Les résultats obtenus convaincront le lecteur, du moins nous l'espérons, que les bandes enseignantes se révèlent actuellement comme l'un des meilleurs outils pédagogiques, capable d'être introduit facilement dans des classes traditionnelles, d'en révolutionner complètement l'atmosphère en y introduisant, par là‑même, indirectement, quelques grandes idées de l'École Moderne et de la Pédagogie Freinet.
M. Berteloot
1 –L’esprit des programmes officiels
C'est un usage traditionnel, qu'en exergue à toute littérature destinée aux professeurs, l'auteur cite des instructions officielles.
Pour nous, éducateurs de l'École Moderne, qui faisons souvent figure d'iconoclastes, c'est une nécessité : d'abord pour marquer notre accord, ensuite pour montrer que nous sommes de ceux qui les traduisent le mieux au travers des faits de notre humble travail de pédagogie quotidienne.
« L'enseignement scientifique, tout en conservant sa méthode expérimentale propre à élever et entretenir la curiosité intellectuelle, doit s'adapter aux besoins divers de ses élèves... A tous les cours, la méthode employée doit être fondée sur l'observation et l'expérience... Le livre ne doit jouer dans cet enseignement qu'un rôle secondaire ; le maître n'a pas à faire de cours, il doit faire observer et faire expérimenter ». (I.M. de 1923, reprises en grande partie par les suivantes).

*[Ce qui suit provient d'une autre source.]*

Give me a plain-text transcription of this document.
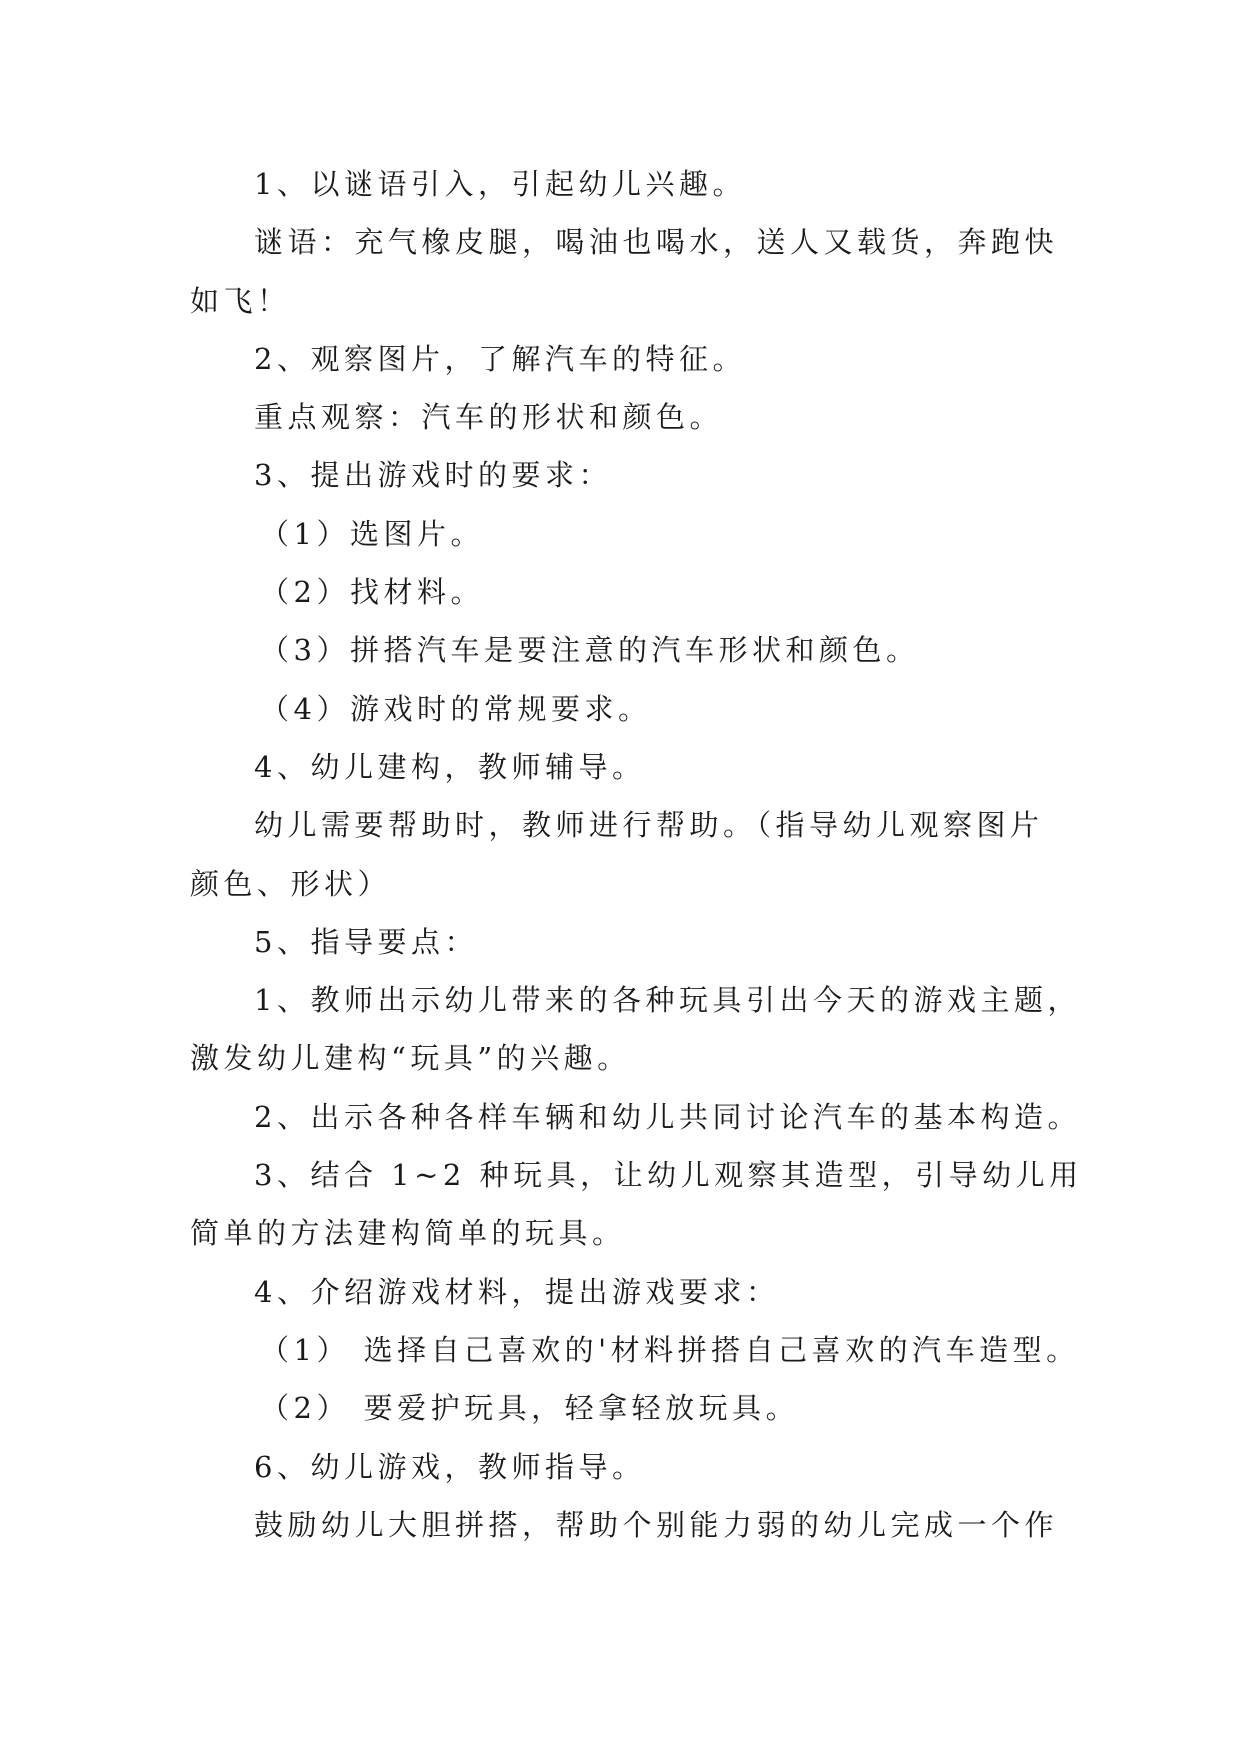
1、以谜语引入，引起幼儿兴趣。

谜语：充气橡皮腿，喝油也喝水，送人又载货，奔跑快

如飞！

2、观察图片，了解汽车的特征。

重点观察：汽车的形状和颜色。

3、提出游戏时的要求：

（1）选图片。

（2）找材料。

（3）拼搭汽车是要注意的汽车形状和颜色。

（4）游戏时的常规要求。

4、幼儿建构，教师辅导。

幼儿需要帮助时，教师进行帮助。（指导幼儿观察图片

颜色、形状）

5、指导要点：

1、教师出示幼儿带来的各种玩具引出今天的游戏主题，

激发幼儿建构“玩具”的兴趣。

2、出示各种各样车辆和幼儿共同讨论汽车的基本构造。

3、结合 1~2 种玩具，让幼儿观察其造型，引导幼儿用

简单的方法建构简单的玩具。

4、介绍游戏材料，提出游戏要求：

（1） 选择自己喜欢的'材料拼搭自己喜欢的汽车造型。

（2） 要爱护玩具，轻拿轻放玩具。

6、幼儿游戏，教师指导。

鼓励幼儿大胆拼搭，帮助个别能力弱的幼儿完成一个作
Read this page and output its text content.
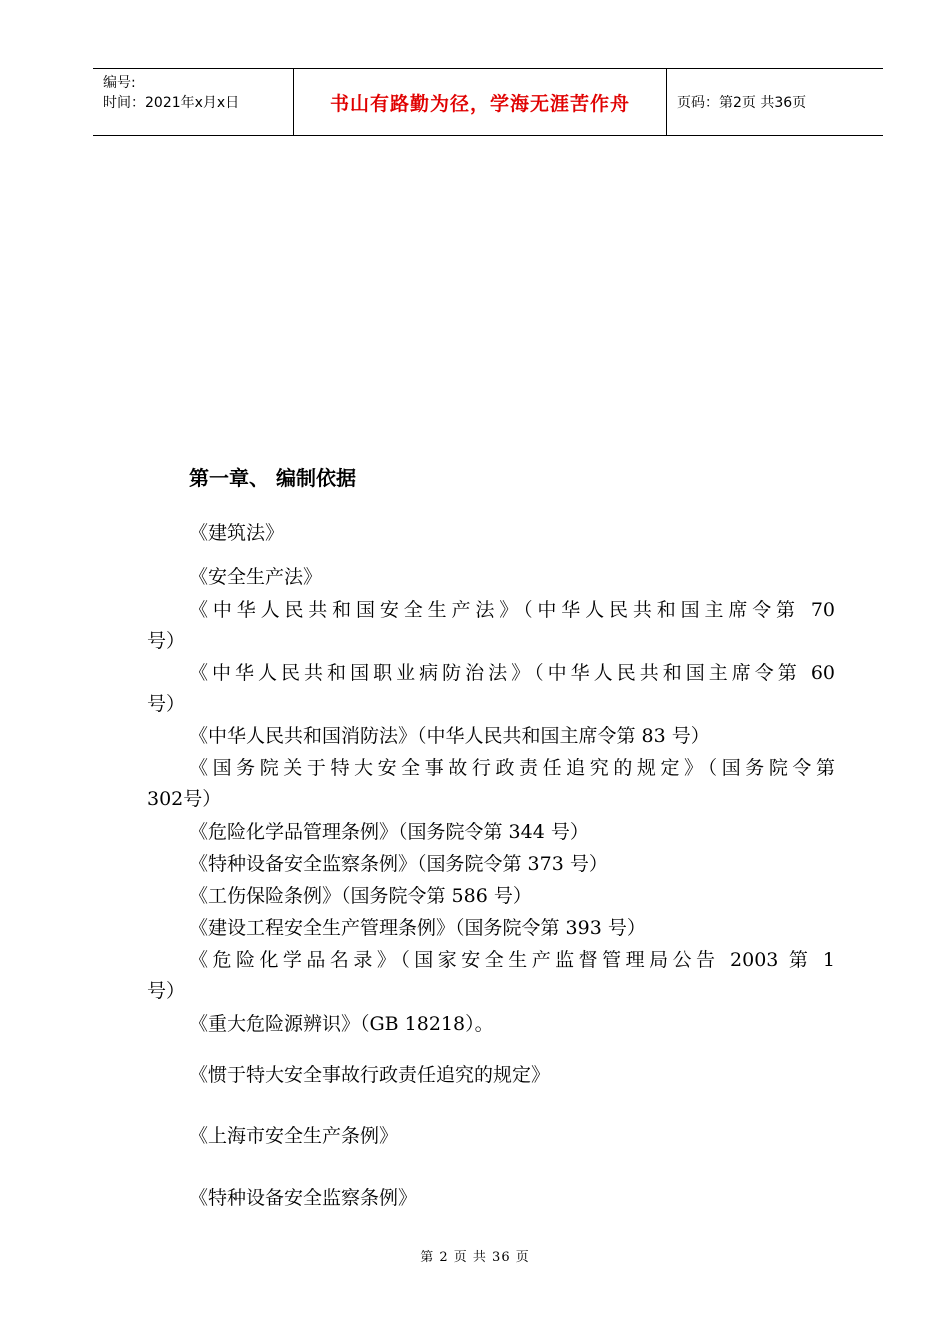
编号:
时间：2021年x月x日	书山有路勤为径，学海无涯苦作舟	页码：第2页 共36页
第一章、 编制依据
《建筑法》
《安全生产法》
《中华人民共和国安全生产法》（中华人民共和国主席令第 70
号）
《中华人民共和国职业病防治法》（中华人民共和国主席令第 60
号）
《中华人民共和国消防法》（中华人民共和国主席令第 83 号）
《国务院关于特大安全事故行政责任追究的规定》（国务院令第
302号）
《危险化学品管理条例》（国务院令第 344 号）
《特种设备安全监察条例》（国务院令第 373 号）
《工伤保险条例》（国务院令第 586 号）
《建设工程安全生产管理条例》（国务院令第 393 号）
《危险化学品名录》（国家安全生产监督管理局公告 2003 第 1
号）
《重大危险源辨识》（GB 18218）。
《惯于特大安全事故行政责任追究的规定》
《上海市安全生产条例》
《特种设备安全监察条例》
第 2 页 共 36 页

« Si l'enseignement scientifique veut réaliser une culture véritable, il ne doit pas se borner à une acquisition utilitaire des connaissances, Il doit faire pénétrer et organiser dans l'esprit
des jeunes gens l'ensemble des notions issues de l'expérience, du contact avec les choses, préparant ainsi /es notions abstraites qui conduisent à la notion de loi ». Citation de Paul Langevin, reprise dans la circulaire du 8 septembre 1960, qui ajoute : « Conformément à ce qui a toujours été l'idéal de notre culture, l'accord sera mis sur les moyens de former l'esprit‑ la démarche à suivre doit être autant que possible celle d'une recherche librement menée avec l'aide du maître.
Il faut nous méfier de la tendance que nous aurions à corriger la sécheresse et l'objectivité des « méthodes scolastiques » (1) par un appel constant aux exigences de la vie. L'essentiel est que nous ne revenions pas aux mots et aux formules qui masquent les éléments de recherche et de connaissances scientifiques»
« Faire toute la place au long des exercices, et dans l'élaboration même du plan de travail et des moyens et méthodes de recherche, aux suggestions, observations et expérimentations faites par /es élèves eux‑mêmes, en acceptant erreurs et tâtonnements, mais en exigeant rigueur et précision dans la vérification des hypothèses ou des explications proposées »
Nous pourrions multiplier les citations : elles vont toutes dans le même sens.
Qui, au courant des réalités pédagogiques actuelles, ne constaterait le décalage existant entre l'esprit de ces instructions et l'application qui en est faite dans nos classes, décalage égal à celui existant entre la technique des bandes enseignantes, qui le respecte intégralement, et celle des cours « ex cathedra » ou même de la « méthode active » adoptée généralement, et qui le trahissent !
2 ‑ conditions particulières à I'acquisition d'un esprit scientifique entre 13 et 16 ans
L'esprit scientifique ne s'acquiert pas, comme on l'a cru trop souvent, par des explications théoriques plus ou moins éloquentes ou par des leçons de manuels qui ne sauraient se substituer à l'indispensable expérience tâtonnée des enfants.
Sans vouloir donner à nos distinctions une quelconque rigueur de système, nous pourrions dire que l'acquisition de cet esprit scientifique se fait au cours de trois stades progressifs.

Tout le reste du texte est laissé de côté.